Staff change means Mideast policy shift
By Richard Sale
UPI Intelligence Correspondent
The Washington Times, February 25, 2003
A staff shake-up at the National Security Council is likely to mean the United States will take a harder pro-Israel stance in the Middle East, several serving and former intelligence officials tell United Press International.
According to these sources, Elliott Abrams, the controversial former Reagan administration official who President Bush last December appointed to the NSC to take charge of the Palestinian-Israeli conflict, has removed several staff members who were regarded as even-handed on the issue.
Ben Miller, who was on loan from the CIA and who had the Iraqi file at the NSC, was "abruptly let go," according to former long-time CIA Middle East analyst Judith Yaphe.
Yaphe, whose account was confirmed by administration officials speaking on condition of anonymity, said two other officials, Flynt Leverett and Hillary Mann, have also been removed from the NSC. Leverett, who was also seconded from the CIA, had worked at the NSC since February 2002 and was appointed senior director for Middle East initiatives on Dec. 3, 2002 -- the same day that Abrams took up his post.
Mann was on loan to the NSC from the State Department where a colleague described her as a "a pure Foreign Service Officer type."
A White House official said that the moves were part of the usual staff turnover at the NSC.
Leverett was an advocate of the so-called "roadmap" for a Palestinian-Israeli peace, according to former CIA counter-terrorism chief Vince Cannistraro.
NSC spokesman Sean McCormack told UPI that there had been no firings, but acknowledged that Miller was changing assignments. He said Miller had been detailed to the NSC from the CIA and his tour had come to an end. He said that Leverett was still at the NSC, but was also coming to the end of his tour.
Asked why he would be leaving a post to which he was only appointed Dec. 3, McCormack said only that staff rotations at the NSC were standard.
Neither Mann nor Miller returned phone messages. Staff in Leverett's office said he was on long-term leave and could not be reached for comment.
Josef Bodansky, the director of the Congressional Task Force on Terror and Unconventional Warfare, confirmed that Miller had been fired. He said Miller's leaving was very abrupt. He said Abrams had "led Miller to an open window and told him to jump," adding, "that's his (Abram's) management style."
Bodansky confirmed that Mann and Leverett had also been told to leave.
He said that Abrams believes "a strong Israel will prove to be the U.S. cornerstone in the Middle East." As a result, Abrams "is not going to yield to those who want to pressure Israel over the Arab-Israeli peace process." Bodansky said Abrams will "impose a policy and administer it very vigorously."
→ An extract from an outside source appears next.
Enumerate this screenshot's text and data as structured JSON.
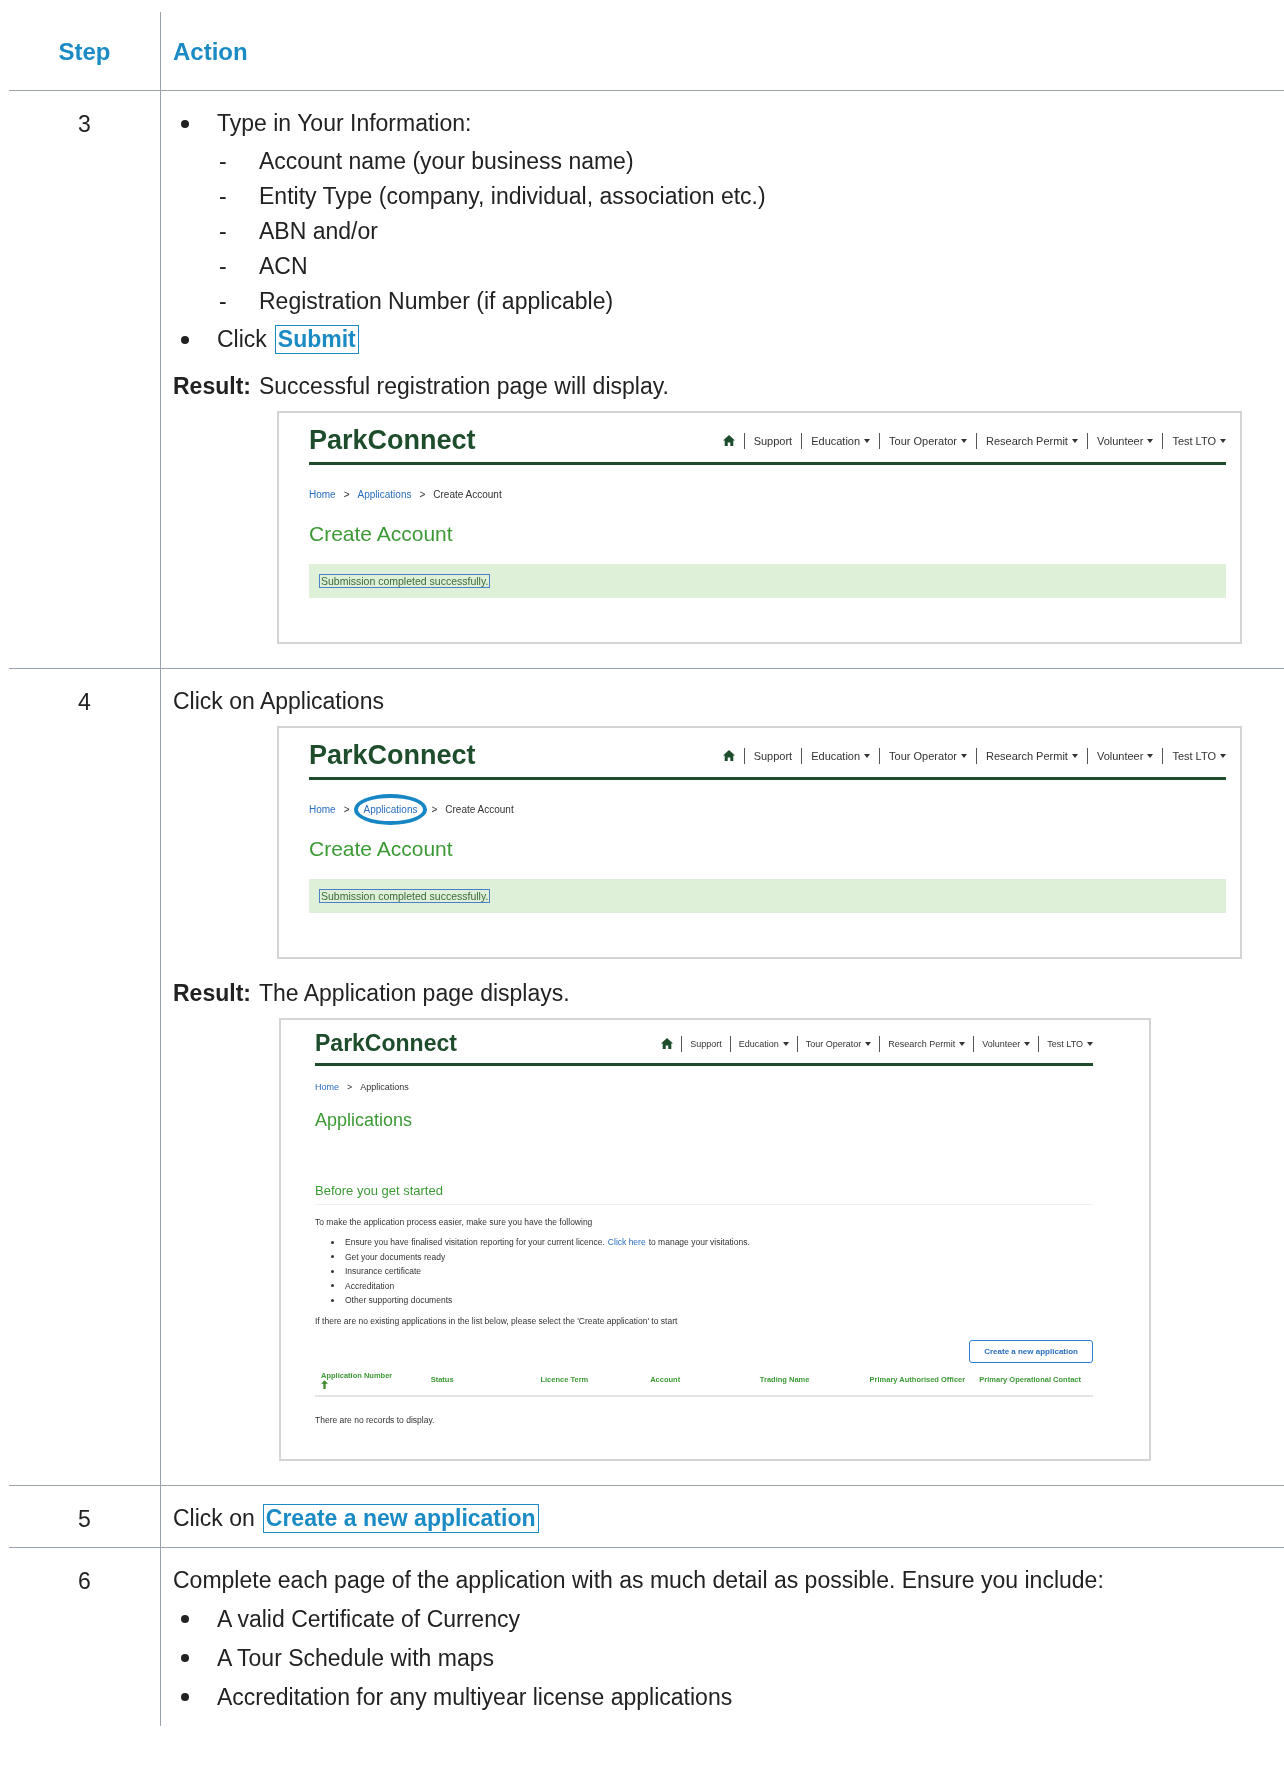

Yaphe added, "The clean sweep would indicate Abrams is going to bring in his own people."
Elliot Abrams was appointed Dec. 3, 2002, to be the NSC's senior director for Near East, Southwest Asian and North African affairs with responsibility for Arab-Israeli issues, according to the White House.
Until his new appointment, Abrams had been the senior director of the NSC's Office of Democracy, Human Rights, and International Operations, a post he took up in June 2001, according to the White House.
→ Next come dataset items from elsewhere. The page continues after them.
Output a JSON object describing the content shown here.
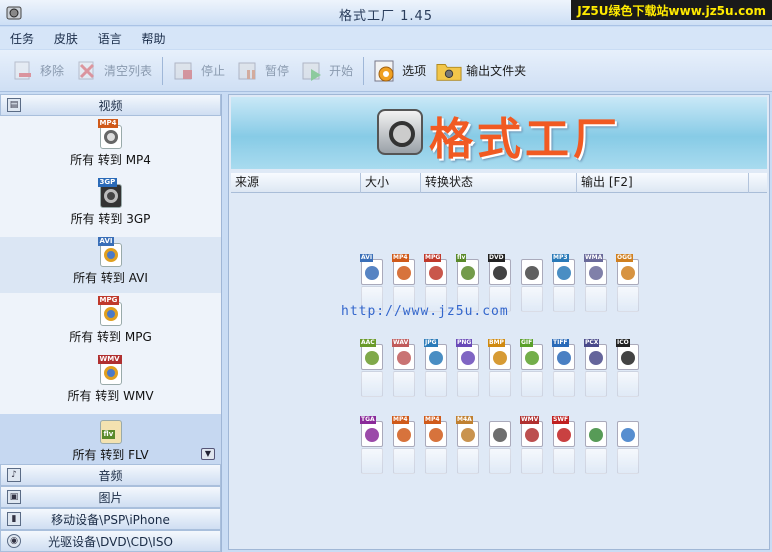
{
  "window": {
    "title": "格式工厂  1.45",
    "watermark": "JZ5U绿色下载站www.jz5u.com"
  },
  "menu": [
    "任务",
    "皮肤",
    "语言",
    "帮助"
  ],
  "toolbar": {
    "remove": "移除",
    "clear": "清空列表",
    "stop": "停止",
    "pause": "暂停",
    "start": "开始",
    "options": "选项",
    "output_folder": "输出文件夹"
  },
  "sidebar": {
    "video_header": "视频",
    "video_items": [
      {
        "label": "所有 转到 MP4",
        "tag": "MP4"
      },
      {
        "label": "所有 转到 3GP",
        "tag": "3GP"
      },
      {
        "label": "所有 转到 AVI",
        "tag": "AVI"
      },
      {
        "label": "所有 转到 MPG",
        "tag": "MPG"
      },
      {
        "label": "所有 转到 WMV",
        "tag": "WMV"
      },
      {
        "label": "所有 转到 FLV",
        "tag": "flv"
      }
    ],
    "audio": "音频",
    "image": "图片",
    "mobile": "移动设备\\PSP\\iPhone",
    "optical": "光驱设备\\DVD\\CD\\ISO"
  },
  "banner": {
    "title": "格式工厂"
  },
  "table": {
    "columns": [
      "来源",
      "大小",
      "转换状态",
      "输出 [F2]"
    ]
  },
  "overlay_url": "http://www.jz5u.com",
  "format_rows": [
    [
      {
        "tag": "AVI",
        "color": "#3a6fb8"
      },
      {
        "tag": "MP4",
        "color": "#d05a1a"
      },
      {
        "tag": "MPG",
        "color": "#c0392b"
      },
      {
        "tag": "flv",
        "color": "#5a8a2a"
      },
      {
        "tag": "DVD",
        "color": "#222222"
      },
      {
        "tag": "",
        "color": "#444444"
      },
      {
        "tag": "MP3",
        "color": "#2a7ab8"
      },
      {
        "tag": "WMA",
        "color": "#6a6a9a"
      },
      {
        "tag": "OGG",
        "color": "#d08020"
      }
    ],
    [
      {
        "tag": "AAC",
        "color": "#6a9a2a"
      },
      {
        "tag": "WAV",
        "color": "#c05a5a"
      },
      {
        "tag": "JPG",
        "color": "#2a7ab8"
      },
      {
        "tag": "PNG",
        "color": "#6a4ab8"
      },
      {
        "tag": "BMP",
        "color": "#d08a10"
      },
      {
        "tag": "GIF",
        "color": "#5aa02a"
      },
      {
        "tag": "TIFF",
        "color": "#2a6ab8"
      },
      {
        "tag": "PCX",
        "color": "#4a4a8a"
      },
      {
        "tag": "ICO",
        "color": "#222222"
      }
    ],
    [
      {
        "tag": "TGA",
        "color": "#8a2a9a"
      },
      {
        "tag": "MP4",
        "color": "#d05a1a"
      },
      {
        "tag": "MP4",
        "color": "#d05a1a"
      },
      {
        "tag": "M4A",
        "color": "#c08030"
      },
      {
        "tag": "",
        "color": "#555555"
      },
      {
        "tag": "WMV",
        "color": "#b03030"
      },
      {
        "tag": "SWF",
        "color": "#c02020"
      },
      {
        "tag": "",
        "color": "#3a8a3a"
      },
      {
        "tag": "",
        "color": "#3a7ac8"
      }
    ]
  ]
}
In 1991, Abrams was indicted by the Iran-Contra special prosecutor for giving false testimony before Congress in 1987 about his role in illicitly raising money for the Nicaraguan Contras. He pleaded guilty to two lesser offenses of withholding information to Congress in order to avoid a trial and a possible jail term.
He was pardoned by President George H. W. Bush along with a number of other Iran-Contra defendants on Christmas night 1992.
Cannistraro said that the shake-up means Abrams and the White House, "are getting rid of people willing to compromise on the Arab-Israeli dispute." Referring to the 1993 land-for-peace deal between Israel and the Palestine Liberation Organization, he said, "It's pretty well known that Abrams is no friend of the Oslo Accords."
According to one State Department official, Abrams was critical of then Israeli Prime Minister Ehud Barak for withdrawing from Lebanon and hailed the election of Ariel Sharon as prime minister, being "enamored of Sharon's security through strength line."
Tony Cordesman, Middle East expert at the Center for Strategic and International Studies, was critical of the changes, saying that Miller, Mann and Leverett "were among the saner minds discussing the Arab-Israeli issue."
Abrams, he said, "is remarkably unqualified for his job."
In a recent New York Sun article, a commentator on Iraq who follows the Iraqi opposition movement, Laurie Mylroie, called Miller's leaving "very important."
She added: "You need people there who will carry out the administration's policies. He was reflecting the CIA's position, which is to be hostile to a democratic future for Iraq."
Mylroie did not respond to repeated requests for comment from UPI. But Yaphe called her assertion "ridiculous."
"The agency is in no way opposed to a democratic Iraq," she added.
Incoming officials in Washington often appoint subordinates with whom they see eye-to-eye. There is no information available as to who will replace the three officials.